Znam jednego takiego co mu się nudziło na rowerze i jeździł z walkmanem (wtedy jeszcze nie było empe-coś-tam i podobnych małych shitow które nadają sie do słuchania muzy jak Karpiel na TdF) i też "wszystko miał pod kontrolą". Teraz też jeździ, ale na czterach kółkach, ale nie dlatego ze lubi, tylko dlatego że nie bardzo ma wybór, bo od pasa w dół jest jarzynką. Wpadł pod Stara 200, wypdku nie pamięta, wiec trudno powiedzieć na pewno na ile walkman rozproszył jego uwagę, ale sam fakt nie zauważenia ciężarówki świadczy, że raczej słabo było z jego koncentracją. Tak więc może jeszcze przemyślcie sobie jazdę ze słuchawkami...
: 14.03.2008 07:06:04
autor: domingo
ja moge polecić she 9500, kupiłem na allegro orginały i grają świetnie ( z T60),ale rzeczywiśćie moga za bardzo izolować od otoczenia, więc przemyśl gdzie będziesz jeździł, pozdro
: 14.03.2008 11:32:02
autor: SeraaX
she 9500 słabo izolują. Ja w nich jeźdze samochodem :]

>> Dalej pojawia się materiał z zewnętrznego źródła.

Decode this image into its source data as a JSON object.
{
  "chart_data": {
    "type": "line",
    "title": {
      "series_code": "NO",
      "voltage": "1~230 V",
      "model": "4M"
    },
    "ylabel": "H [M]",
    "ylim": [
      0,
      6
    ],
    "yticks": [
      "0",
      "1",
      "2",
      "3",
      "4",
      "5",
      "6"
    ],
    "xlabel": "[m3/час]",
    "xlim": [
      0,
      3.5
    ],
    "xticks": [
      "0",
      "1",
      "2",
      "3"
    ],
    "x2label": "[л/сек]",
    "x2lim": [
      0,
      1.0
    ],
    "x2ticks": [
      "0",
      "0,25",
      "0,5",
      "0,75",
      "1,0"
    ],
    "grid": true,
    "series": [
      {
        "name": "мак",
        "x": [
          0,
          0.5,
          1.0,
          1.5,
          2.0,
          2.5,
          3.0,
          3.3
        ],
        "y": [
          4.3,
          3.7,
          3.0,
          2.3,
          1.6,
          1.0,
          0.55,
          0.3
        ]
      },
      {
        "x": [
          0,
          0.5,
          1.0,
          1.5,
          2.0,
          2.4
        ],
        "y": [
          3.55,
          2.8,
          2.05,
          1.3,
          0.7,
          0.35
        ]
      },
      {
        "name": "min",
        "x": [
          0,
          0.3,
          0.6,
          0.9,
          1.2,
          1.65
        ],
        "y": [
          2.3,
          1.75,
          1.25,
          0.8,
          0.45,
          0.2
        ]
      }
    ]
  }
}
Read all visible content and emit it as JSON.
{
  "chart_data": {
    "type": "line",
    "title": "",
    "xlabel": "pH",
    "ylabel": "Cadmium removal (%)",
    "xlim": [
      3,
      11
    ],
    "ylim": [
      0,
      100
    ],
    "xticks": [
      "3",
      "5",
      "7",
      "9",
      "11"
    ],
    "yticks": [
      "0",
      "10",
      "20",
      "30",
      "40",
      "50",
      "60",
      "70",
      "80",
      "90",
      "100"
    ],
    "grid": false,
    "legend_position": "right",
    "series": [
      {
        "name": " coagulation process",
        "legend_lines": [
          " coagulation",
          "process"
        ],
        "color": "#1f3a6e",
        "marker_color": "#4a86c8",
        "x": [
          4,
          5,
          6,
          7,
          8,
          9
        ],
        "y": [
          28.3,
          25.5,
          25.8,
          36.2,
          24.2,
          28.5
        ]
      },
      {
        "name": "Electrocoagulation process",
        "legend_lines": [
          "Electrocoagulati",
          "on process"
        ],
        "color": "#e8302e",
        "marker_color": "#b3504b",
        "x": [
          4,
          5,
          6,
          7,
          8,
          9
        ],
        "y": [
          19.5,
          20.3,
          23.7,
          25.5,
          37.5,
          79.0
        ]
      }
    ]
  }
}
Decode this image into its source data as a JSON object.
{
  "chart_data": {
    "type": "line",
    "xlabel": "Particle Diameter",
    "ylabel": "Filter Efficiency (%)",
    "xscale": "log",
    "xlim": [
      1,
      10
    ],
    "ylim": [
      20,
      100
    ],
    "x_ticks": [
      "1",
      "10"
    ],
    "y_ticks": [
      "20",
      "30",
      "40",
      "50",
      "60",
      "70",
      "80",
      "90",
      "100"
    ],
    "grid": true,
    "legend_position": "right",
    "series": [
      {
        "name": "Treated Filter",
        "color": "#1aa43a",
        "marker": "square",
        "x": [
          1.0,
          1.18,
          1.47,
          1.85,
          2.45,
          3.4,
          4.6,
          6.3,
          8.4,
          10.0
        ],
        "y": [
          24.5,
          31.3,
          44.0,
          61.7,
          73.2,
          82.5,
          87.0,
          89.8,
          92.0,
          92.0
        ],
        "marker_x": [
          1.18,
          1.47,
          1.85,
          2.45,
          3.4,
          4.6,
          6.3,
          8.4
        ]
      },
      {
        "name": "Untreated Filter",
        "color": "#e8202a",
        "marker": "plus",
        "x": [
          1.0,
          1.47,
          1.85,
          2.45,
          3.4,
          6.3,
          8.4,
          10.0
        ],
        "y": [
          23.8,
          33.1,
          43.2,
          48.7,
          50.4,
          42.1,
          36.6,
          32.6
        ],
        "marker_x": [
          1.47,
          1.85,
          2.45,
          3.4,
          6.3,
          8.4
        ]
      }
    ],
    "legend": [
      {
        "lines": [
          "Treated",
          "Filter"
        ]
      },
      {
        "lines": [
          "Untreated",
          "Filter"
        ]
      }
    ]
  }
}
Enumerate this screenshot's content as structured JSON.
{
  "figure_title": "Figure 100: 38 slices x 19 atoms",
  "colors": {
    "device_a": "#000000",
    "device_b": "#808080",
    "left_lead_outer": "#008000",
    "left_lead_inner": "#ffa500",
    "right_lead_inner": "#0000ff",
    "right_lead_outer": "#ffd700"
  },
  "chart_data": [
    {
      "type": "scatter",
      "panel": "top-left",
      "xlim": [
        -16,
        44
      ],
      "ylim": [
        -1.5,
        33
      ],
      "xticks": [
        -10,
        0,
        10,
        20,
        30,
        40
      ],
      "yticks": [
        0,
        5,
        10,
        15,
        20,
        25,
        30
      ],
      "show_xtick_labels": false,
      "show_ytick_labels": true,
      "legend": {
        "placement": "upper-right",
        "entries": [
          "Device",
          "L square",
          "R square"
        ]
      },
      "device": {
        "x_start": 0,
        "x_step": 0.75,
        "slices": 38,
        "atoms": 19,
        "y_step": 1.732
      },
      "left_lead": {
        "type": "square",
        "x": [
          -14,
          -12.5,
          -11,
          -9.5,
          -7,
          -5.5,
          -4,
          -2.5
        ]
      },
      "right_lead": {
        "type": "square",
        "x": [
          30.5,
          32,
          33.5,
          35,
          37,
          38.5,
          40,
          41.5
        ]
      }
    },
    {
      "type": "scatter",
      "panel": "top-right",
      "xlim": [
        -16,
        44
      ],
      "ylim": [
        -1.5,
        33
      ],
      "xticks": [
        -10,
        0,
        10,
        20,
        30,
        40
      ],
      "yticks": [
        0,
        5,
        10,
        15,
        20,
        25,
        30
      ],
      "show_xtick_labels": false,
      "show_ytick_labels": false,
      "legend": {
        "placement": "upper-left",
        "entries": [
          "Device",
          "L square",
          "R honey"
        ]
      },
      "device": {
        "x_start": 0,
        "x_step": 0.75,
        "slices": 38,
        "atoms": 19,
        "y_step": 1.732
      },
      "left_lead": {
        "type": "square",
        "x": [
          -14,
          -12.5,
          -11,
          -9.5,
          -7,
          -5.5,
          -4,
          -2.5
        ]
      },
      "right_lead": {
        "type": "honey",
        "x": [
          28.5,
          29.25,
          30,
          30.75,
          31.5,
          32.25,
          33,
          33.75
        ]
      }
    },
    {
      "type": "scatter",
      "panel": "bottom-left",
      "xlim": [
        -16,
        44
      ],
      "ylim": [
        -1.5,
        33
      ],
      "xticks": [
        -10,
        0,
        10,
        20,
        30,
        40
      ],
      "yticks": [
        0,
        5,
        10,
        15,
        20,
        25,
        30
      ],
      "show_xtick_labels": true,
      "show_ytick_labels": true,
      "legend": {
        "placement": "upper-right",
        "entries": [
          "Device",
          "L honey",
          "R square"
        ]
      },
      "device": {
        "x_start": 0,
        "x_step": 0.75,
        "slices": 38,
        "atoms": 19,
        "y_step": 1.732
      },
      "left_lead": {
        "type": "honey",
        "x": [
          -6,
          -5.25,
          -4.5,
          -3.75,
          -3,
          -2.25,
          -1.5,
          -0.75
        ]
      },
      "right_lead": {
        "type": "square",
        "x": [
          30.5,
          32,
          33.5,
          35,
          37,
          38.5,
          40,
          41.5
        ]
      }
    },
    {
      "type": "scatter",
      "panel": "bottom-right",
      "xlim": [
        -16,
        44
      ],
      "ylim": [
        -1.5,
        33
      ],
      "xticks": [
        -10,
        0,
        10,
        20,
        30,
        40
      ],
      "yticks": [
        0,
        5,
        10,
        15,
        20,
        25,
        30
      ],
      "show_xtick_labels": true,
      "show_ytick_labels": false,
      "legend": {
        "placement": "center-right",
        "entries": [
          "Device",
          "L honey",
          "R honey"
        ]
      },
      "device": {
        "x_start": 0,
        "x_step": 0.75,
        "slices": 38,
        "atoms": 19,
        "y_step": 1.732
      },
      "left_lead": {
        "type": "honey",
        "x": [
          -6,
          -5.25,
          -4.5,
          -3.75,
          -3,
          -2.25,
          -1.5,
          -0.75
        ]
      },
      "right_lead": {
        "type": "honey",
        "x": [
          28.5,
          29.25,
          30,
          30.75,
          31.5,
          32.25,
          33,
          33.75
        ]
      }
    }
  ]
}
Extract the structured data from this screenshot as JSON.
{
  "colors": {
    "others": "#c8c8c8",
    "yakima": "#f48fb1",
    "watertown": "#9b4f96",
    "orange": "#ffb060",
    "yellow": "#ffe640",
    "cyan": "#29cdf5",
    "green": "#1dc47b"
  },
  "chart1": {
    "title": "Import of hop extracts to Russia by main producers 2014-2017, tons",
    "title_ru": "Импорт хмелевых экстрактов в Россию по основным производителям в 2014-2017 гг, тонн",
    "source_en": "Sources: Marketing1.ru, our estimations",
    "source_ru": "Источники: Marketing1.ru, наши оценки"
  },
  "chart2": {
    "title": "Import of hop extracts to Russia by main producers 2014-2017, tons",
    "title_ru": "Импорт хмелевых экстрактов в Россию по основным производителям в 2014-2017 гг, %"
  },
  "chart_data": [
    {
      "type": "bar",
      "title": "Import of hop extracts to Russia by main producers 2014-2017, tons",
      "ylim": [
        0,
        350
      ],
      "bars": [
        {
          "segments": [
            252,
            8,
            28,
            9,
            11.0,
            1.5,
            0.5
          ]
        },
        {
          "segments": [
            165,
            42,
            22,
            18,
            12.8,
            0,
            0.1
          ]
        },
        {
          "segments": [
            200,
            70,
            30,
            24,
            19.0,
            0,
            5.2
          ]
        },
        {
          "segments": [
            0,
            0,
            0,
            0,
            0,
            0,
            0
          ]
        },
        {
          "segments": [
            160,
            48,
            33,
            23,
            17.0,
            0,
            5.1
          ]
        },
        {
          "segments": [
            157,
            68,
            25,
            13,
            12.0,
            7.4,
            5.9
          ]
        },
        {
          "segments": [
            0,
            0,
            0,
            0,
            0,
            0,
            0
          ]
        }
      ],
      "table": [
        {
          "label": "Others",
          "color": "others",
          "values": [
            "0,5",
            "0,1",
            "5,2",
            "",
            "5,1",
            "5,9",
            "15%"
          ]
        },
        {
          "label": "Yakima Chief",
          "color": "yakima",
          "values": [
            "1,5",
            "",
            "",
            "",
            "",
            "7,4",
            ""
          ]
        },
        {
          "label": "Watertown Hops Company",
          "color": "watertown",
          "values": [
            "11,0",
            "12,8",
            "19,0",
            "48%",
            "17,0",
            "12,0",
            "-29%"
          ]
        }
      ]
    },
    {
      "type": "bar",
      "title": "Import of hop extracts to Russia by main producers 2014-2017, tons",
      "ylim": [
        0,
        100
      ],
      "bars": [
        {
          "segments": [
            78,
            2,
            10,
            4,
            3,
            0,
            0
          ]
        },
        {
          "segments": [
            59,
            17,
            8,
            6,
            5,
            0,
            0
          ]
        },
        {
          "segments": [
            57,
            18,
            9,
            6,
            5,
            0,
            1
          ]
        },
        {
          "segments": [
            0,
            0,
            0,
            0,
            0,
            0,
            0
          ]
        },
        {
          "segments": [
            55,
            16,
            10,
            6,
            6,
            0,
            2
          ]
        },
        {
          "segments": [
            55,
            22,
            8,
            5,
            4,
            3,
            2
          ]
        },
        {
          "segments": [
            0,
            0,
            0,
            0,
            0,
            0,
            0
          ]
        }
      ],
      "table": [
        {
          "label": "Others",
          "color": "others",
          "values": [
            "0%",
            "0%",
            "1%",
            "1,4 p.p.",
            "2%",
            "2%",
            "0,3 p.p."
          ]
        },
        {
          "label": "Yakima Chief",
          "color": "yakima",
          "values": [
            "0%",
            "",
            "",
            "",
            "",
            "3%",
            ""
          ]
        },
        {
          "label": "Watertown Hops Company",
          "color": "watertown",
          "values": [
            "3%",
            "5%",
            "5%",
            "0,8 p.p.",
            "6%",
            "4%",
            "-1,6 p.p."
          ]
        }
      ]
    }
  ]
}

ale to dlatego, ze gdy myuzyka jest wyciszona to słychać otoczenie praktycznie jak bez słuchawek.
Wiec gdy dam sobie muzykę na 10/40 wtedy słyszę otoczenie + muzykę, tak jakbym słychać w samochodzie radia (którego nie mam )
Na ulicy czy w autobusie słucham 16-19/40 i wtedy otoczenie znika
zamknięte dokanałówki to inna sprawa, mam też ep630 i w nich nawet przy wyłączonej muzyce nie da sie rozmawiać, chyba ze czytając z ruchu warg. Pojawia się efekt mikrofonowy i słychać bardzo własny oddech czy przełykanie śliny.
Do tego grają lipnie przy philipsach, dlatego też je zmieniłem
: 14.03.2008 11:37:43
autor: bartek6b3
B.Z. no na ulicach ze słuchawkami sie nie jezdzi ja jezdze tylko w lesie z suchawkami albo gdzies gdzie nie jezdza samochody tramwaje itd.a te pierwsze co sa pokazane to sie chyba nadaja
: 14.03.2008 14:14:48
autor: cielak
no wlasnie! bartek6b3 ma racje
zazwyczaj jezdze po lesie wiec po miescie jezdzilbym bez sluchawek...dlatego wiem o co pytam:Dwiec co jeszcze?